The Airplane’s 100th victim

Aviator Level died at Rheims, France from the effects of this fall on the previous Tuesday. On that same day at Berne, Switzerland, Hans Schmidt fell 150 feet, the gasoline exploded, and he was burned to death. With these two deaths, aviation now claims 100 victims since Thomas Selfridge was the first to die in a plane in 1908.

Affairs of the County

The commissioners of this County have made their annual public statement of the funds received and expended during the fiscal year. Your statement shows that $275,489 was collected for the maintenance of the County government. The county spent about $25,000 for approving and erecting bridges. In addition to this the sum, $22,000 was spent upon the old roads of the County and about $8,000 on new roads. The Sheriff’s Office expenses cost the County $8,000 and the Board of Education $95,000. Excess revenue was used to retire outstanding debt, reducing the county’s indebtedness to just $350,000.

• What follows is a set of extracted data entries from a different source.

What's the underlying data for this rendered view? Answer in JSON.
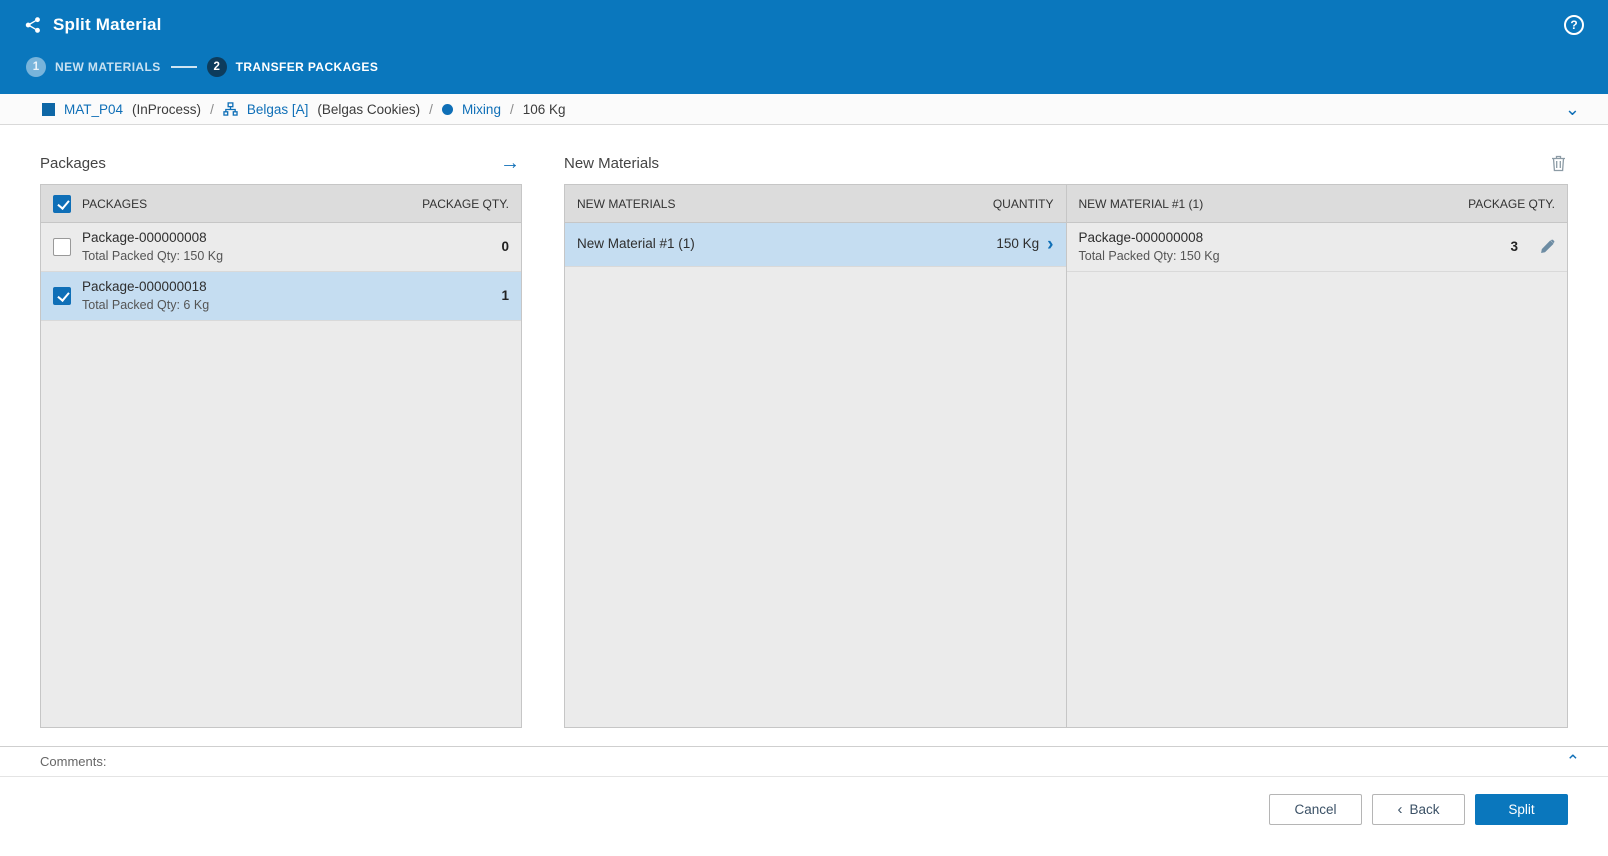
{
  "colors": {
    "primary": "#0a77bd",
    "selected_row": "#c5ddf1",
    "link": "#0f6fb7"
  },
  "icons": {
    "help": "?",
    "arrow_right": "→",
    "chevron_down": "⌄",
    "chevron_up": "⌃",
    "chevron_right": "›",
    "back_chevron": "‹"
  },
  "header": {
    "title": "Split Material"
  },
  "steps": {
    "step1": {
      "number": "1",
      "label": "NEW MATERIALS",
      "state": "done"
    },
    "step2": {
      "number": "2",
      "label": "TRANSFER PACKAGES",
      "state": "active"
    }
  },
  "breadcrumb": {
    "material": "MAT_P04",
    "material_status": "(InProcess)",
    "sep1": "/",
    "equipment": "Belgas [A]",
    "equipment_desc": "(Belgas Cookies)",
    "sep2": "/",
    "operation": "Mixing",
    "sep3": "/",
    "quantity": "106 Kg"
  },
  "packages_panel": {
    "title": "Packages",
    "col_packages": "PACKAGES",
    "col_qty": "PACKAGE QTY.",
    "header_checked": true,
    "rows": [
      {
        "name": "Package-000000008",
        "detail": "Total Packed Qty: 150 Kg",
        "qty": "0",
        "checked": false,
        "selected": false
      },
      {
        "name": "Package-000000018",
        "detail": "Total Packed Qty: 6 Kg",
        "qty": "1",
        "checked": true,
        "selected": true
      }
    ]
  },
  "new_materials_panel": {
    "title": "New Materials",
    "materials_table": {
      "col_name": "NEW MATERIALS",
      "col_quantity": "QUANTITY",
      "rows": [
        {
          "name": "New Material #1 (1)",
          "quantity": "150 Kg",
          "selected": true
        }
      ]
    },
    "packages_table": {
      "col_name": "NEW MATERIAL #1 (1)",
      "col_qty": "PACKAGE QTY.",
      "rows": [
        {
          "name": "Package-000000008",
          "detail": "Total Packed Qty: 150 Kg",
          "qty": "3"
        }
      ]
    }
  },
  "comments": {
    "label": "Comments:"
  },
  "footer": {
    "cancel_label": "Cancel",
    "back_label": "Back",
    "split_label": "Split"
  }
}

The State Comptroller has made public the results of the quarterly distribution of the Sate School Tax. Frederick’s share is $16,789 for schools and $1,771 for the book fund.

Horse & Auto Accidents

A team belonging to Bishop Murry came to grieve yesterday morning in front of Gelwicks’ store. One of the horses, drawing a load of corn, became unmanageable and before he quieted down kicked in the end of the wagon.

A horse driven by Mr. Long stumbled over a stone on West Main Street and fell, breaking the shafts and runabout to which he was hitched.

Dr. Jamison’s absent-mindedly cranked up his new "mechanical horse" while it was still in gear and it ran into a tree, breaking one of the headlights before he could jump in and bring "the beast" to heal.

Rebellion in China Grows

The rebellion in China grows in magnitude each day. Three cities have fallen under their attacks and some of the largest centers of the population in the empire are threatened, including Peking in Shanghai.

The revolutionary spirit is now manifesting itself in the north as well as in the South. Those who heretofore have believed that the Northern provinces might rally around the government are now at the opinion that successions will follow in rapid succession.

The precautionary measures taken in Manchuria, where the government does not permit mention of the revolution, shows that the antigovernment spirit also exists in the far North. It is also reported that the rebels are anxious to overthrow the Manchurians, now the ruling race, and build up a republic.